Mas a ousadia no campo técnico não teria valido de nada se o tino comercial de Chiti não tivesse idealizado uma campanha promocional (impensável nos dias de hoje) que incluiu um desfile de 16 carros, a partir da primeira concessionária, estabelecida no centro de São Paulo (e também em outras cidades), com benção episcopal e voltinha com a primeira dama do estado, Dona Eloá Quadros, bem como aparições no cinema e na televisão, fazendo do pequeno possante a coqueluche do momento, condição refletida no slogan da campanha: O lado bom da vida é o lado de dentro de um Romi-Isetta.

Manchetes dos principais jornais da época eram unânimes em dizer: “A Romi se antecipou aos projetos governamentais de Juscelino, estabelecendo um marco na industrialização brasileira”.

O Romi-Iseta também entrou na onda feminista da época, já que, de fácil manuseio, mostrava que dirigir também era coisa de mulher, que viu no pequeno um meio de transporte para ir às compras, fazer visitas e passeios.

Em 1959, depois de uma bem sucedida negociação com a BMW, que passou a fornecer os motores, é lançado do Romi-Isetta 300 de Luxe, com importantes modificações que visavam aumento de desempenho e grande economia de combustível.

Em 1960, a consagração: Romi-Isettas vindos de todo o país chegam à nova capital brasileira. Era a Caravana de Integração Nacional, recebida por JK em pessoa, que não se furtou de dar uma volta num modelo coupè.

Em 1961, com o Plano Nacional da Indústria Automobilística (focado em veículos para 4 ou mais passageiros e não nos compactos) em pleno vigor e a presença de diversas casas automobilísticas no cenário brasileiro, como Vemag, VW, Simca, Willys, Toyota e FNM, a Romi decidiu que era hora de cessar a produção e, em 13 de abril de 1961, o último Romi-Isetta, um exemplar branco e amarelo-limão, deixa a linha de produção.
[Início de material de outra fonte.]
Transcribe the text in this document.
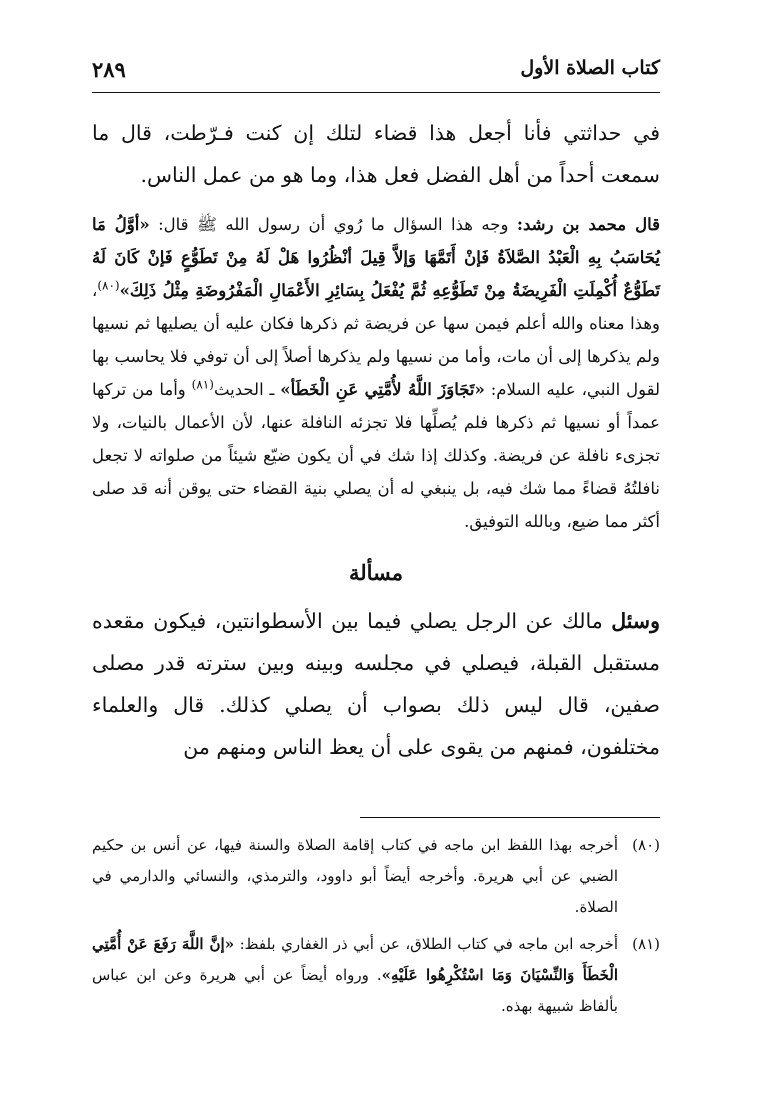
كتاب الصلاة الأول
٢٨٩

في حداثتي فأنا أجعل هذا قضاء لتلك إن كنت فـرّطت، قال ما سمعت أحداً من أهل الفضل فعل هذا، وما هو من عمل الناس.

قال محمد بن رشد: وجه هذا السؤال ما رُوي أن رسول الله ﷺ قال: «أوَّلُ مَا يُحَاسَبُ بِهِ الْعَبْدُ الصَّلاَةُ فَإنْ أَتَمَّهَا وَإلاَّ قِيلَ أنْظُرُوا هَلْ لَهُ مِنْ تَطَوُّعٍ فَإنْ كَانَ لَهُ تَطَوُّعٌ أُكْمِلَتِ الْفَرِيضَةُ مِنْ تَطَوُّعِهِ ثُمَّ يُفْعَلُ بِسَائِرِ الأَعْمَالِ الْمَفْرُوضَةِ مِثْلُ ذَلِكَ»$^{(٨٠)}$، وهذا معناه والله أعلم فيمن سها عن فريضة ثم ذكرها فكان عليه أن يصليها ثم نسيها ولم يذكرها إلى أن مات، وأما من نسيها ولم يذكرها أصلاً إلى أن توفي فلا يحاسب بها لقول النبي، عليه السلام: «تَجَاوَزَ اللَّهُ لأُمَّتِي عَنِ الْخَطَأ» ـ الحديث$^{(٨١)}$ وأما من تركها عمداً أو نسيها ثم ذكرها فلم يُصلِّها فلا تجزئه النافلة عنها، لأن الأعمال بالنيات، ولا تجزىء نافلة عن فريضة. وكذلك إذا شك في أن يكون ضيّع شيئاً من صلواته لا تجعل نافلتُهُ قضاءً مما شك فيه، بل ينبغي له أن يصلي بنية القضاء حتى يوقن أنه قد صلى أكثر مما ضيع، وبالله التوفيق.

مسألة

وسئل مالك عن الرجل يصلي فيما بين الأسطوانتين، فيكون مقعده مستقبل القبلة، فيصلي في مجلسه وبينه وبين سترته قدر مصلى صفين، قال ليس ذلك بصواب أن يصلي كذلك. قال والعلماء مختلفون، فمنهم من يقوى على أن يعظ الناس ومنهم من

(٨٠)
أخرجه بهذا اللفظ ابن ماجه في كتاب إقامة الصلاة والسنة فيها، عن أنس بن حكيم الضبي عن أبي هريرة. وأخرجه أيضاً أبو داوود، والترمذي، والنسائي والدارمي في الصلاة.
(٨١)
أخرجه ابن ماجه في كتاب الطلاق، عن أبي ذر الغفاري بلفظ: «إنَّ اللَّهَ رَفَعَ عَنْ أُمَّتِي الْخَطَأَ وَالنِّسْيَانَ وَمَا اسْتُكْرِهُوا عَلَيْهِ». ورواه أيضاً عن أبي هريرة وعن ابن عباس بألفاظ شبيهة بهذه.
Encerrou-se naquele dia um marco na história deste país. Um produto totalmente adiante de seu tempo (basta que pensemos nas atuais discussões sobre a economia de combustível e a redução da emissão de gases tóxicos).

Cerca de 2 anos antes, porém, as cortinas já se haviam fechado para o mentor de tudo. Alguém que fazia questão de tratar os funcionários como companheiros, co-participantes, co-responsáveis. Só assim, segundo seu modo de ver as coisas, é que dariam o máximo. E foi dentro partindo dessa óptica que 2 anos antes de deixar esse mundo, Emílio e Olímpia doam todos os seus bens pessoais à Fundação Romi, entidade criada com o escopo formar, assistir, apoiar e, assim, fazer o mundo evoluir. Função que, em certos pontos, deveria ser cumprida pelo governo, do qual Americo Emilio Romi nunca se achou em situação de precisar.


No cortejo fúnebre, pelo menos 15 mil pessoas. Na lápide, um trecho da oração de São Francisco: ...pois é dando que se recebe.